Giving up nukes

THE carrot-and-no-stick approach is apparently working. Verifying Pyongyang's claims, the International Atomic Energy Agency has assured the world that North Korea has embarked upon the path of complete nuclear shutdown by sealing several of its facilities. The secretive state has closed down its sole working nuclear reactor in Yongbyon in return for a host of economic and political benefits.



This is just the first step towards denuclearising North Korea that fuelled fears of arms race in the region after it carried out nuclear tests last year. The six-nation (the US, Russia, South Korea, China, Japan and North Korea) talks in Beijing will now push for a timetable under which the country will pledge to declare and disable all its nuclear programmes. That is definitely going to be the next big hurdle for the international community that has earlier condoned such nuclear powers as India and Israel. The most crucial aspect of the talks will be the alleged uranium-enrichment programme of North Korea that brought the nation on a collision course with the nuclear superpower, America. It remains to be seen whether the Bush administration will be able to persuade the North Korean leadership to come clean insofar as the uranium programme is concerned.

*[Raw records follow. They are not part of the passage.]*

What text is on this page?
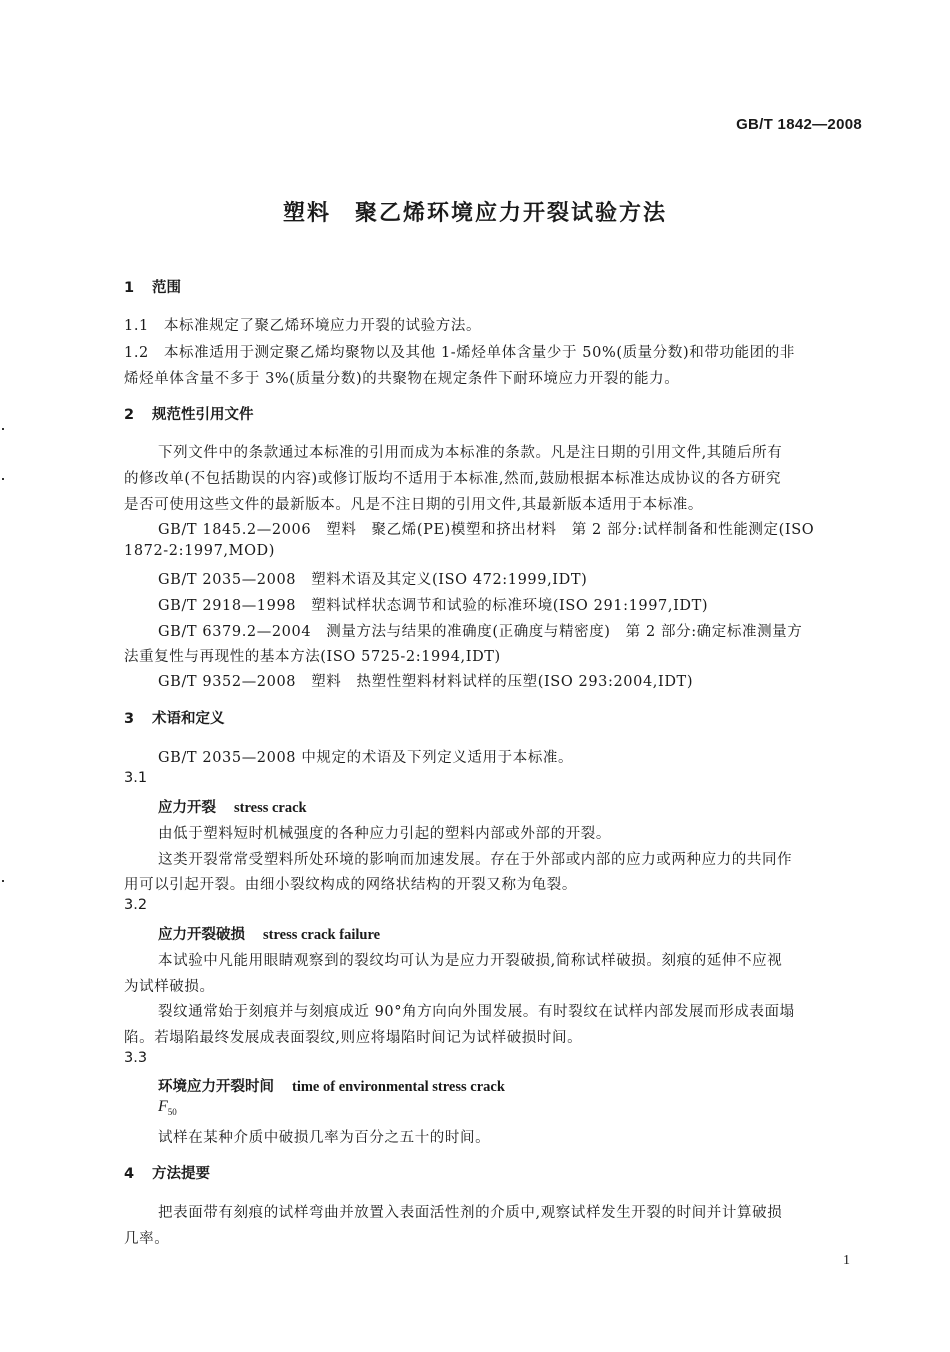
GB/T 1842—2008
塑料 聚乙烯环境应力开裂试验方法
1 范围
1.1　本标准规定了聚乙烯环境应力开裂的试验方法。
1.2　本标准适用于测定聚乙烯均聚物以及其他 1-烯烃单体含量少于 50%(质量分数)和带功能团的非
烯烃单体含量不多于 3%(质量分数)的共聚物在规定条件下耐环境应力开裂的能力。
2 规范性引用文件
下列文件中的条款通过本标准的引用而成为本标准的条款。凡是注日期的引用文件,其随后所有
的修改单(不包括勘误的内容)或修订版均不适用于本标准,然而,鼓励根据本标准达成协议的各方研究
是否可使用这些文件的最新版本。凡是不注日期的引用文件,其最新版本适用于本标准。
GB/T 1845.2—2006　塑料　聚乙烯(PE)模塑和挤出材料　第 2 部分:试样制备和性能测定(ISO
1872-2:1997,MOD)
GB/T 2035—2008　塑料术语及其定义(ISO 472:1999,IDT)
GB/T 2918—1998　塑料试样状态调节和试验的标准环境(ISO 291:1997,IDT)
GB/T 6379.2—2004　测量方法与结果的准确度(正确度与精密度)　第 2 部分:确定标准测量方
法重复性与再现性的基本方法(ISO 5725-2:1994,IDT)
GB/T 9352—2008　塑料　热塑性塑料材料试样的压塑(ISO 293:2004,IDT)
3 术语和定义
GB/T 2035—2008 中规定的术语及下列定义适用于本标准。
3.1
应力开裂 stress crack
由低于塑料短时机械强度的各种应力引起的塑料内部或外部的开裂。
这类开裂常常受塑料所处环境的影响而加速发展。存在于外部或内部的应力或两种应力的共同作
用可以引起开裂。由细小裂纹构成的网络状结构的开裂又称为龟裂。
3.2
应力开裂破损 stress crack failure
本试验中凡能用眼睛观察到的裂纹均可认为是应力开裂破损,简称试样破损。刻痕的延伸不应视
为试样破损。
裂纹通常始于刻痕并与刻痕成近 90°角方向向外围发展。有时裂纹在试样内部发展而形成表面塌
陷。若塌陷最终发展成表面裂纹,则应将塌陷时间记为试样破损时间。
3.3
环境应力开裂时间 time of environmental stress crack
$F_{50}$
试样在某种介质中破损几率为百分之五十的时间。
4 方法提要
把表面带有刻痕的试样弯曲并放置入表面活性剂的介质中,观察试样发生开裂的时间并计算破损
几率。
1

Reports say that North Korea may have gathered enough plutonium over all these years to make at least a dozen bombs. But the country is gearing up for some hard bargaining. It has made clear that complete shutdown will only be possible if countries like the US and Japan end their “hostile” policies towards it. In addition to sops like oil, the regime will also want an end to the Korean War and normal diplomatic relations with the US without being dubbed a part of the “axis of evil”.

While assuring its people that it can, after all, deal constructively with less powerful nuclear states, the US should also try to keep its own nuclear ambitions within limits.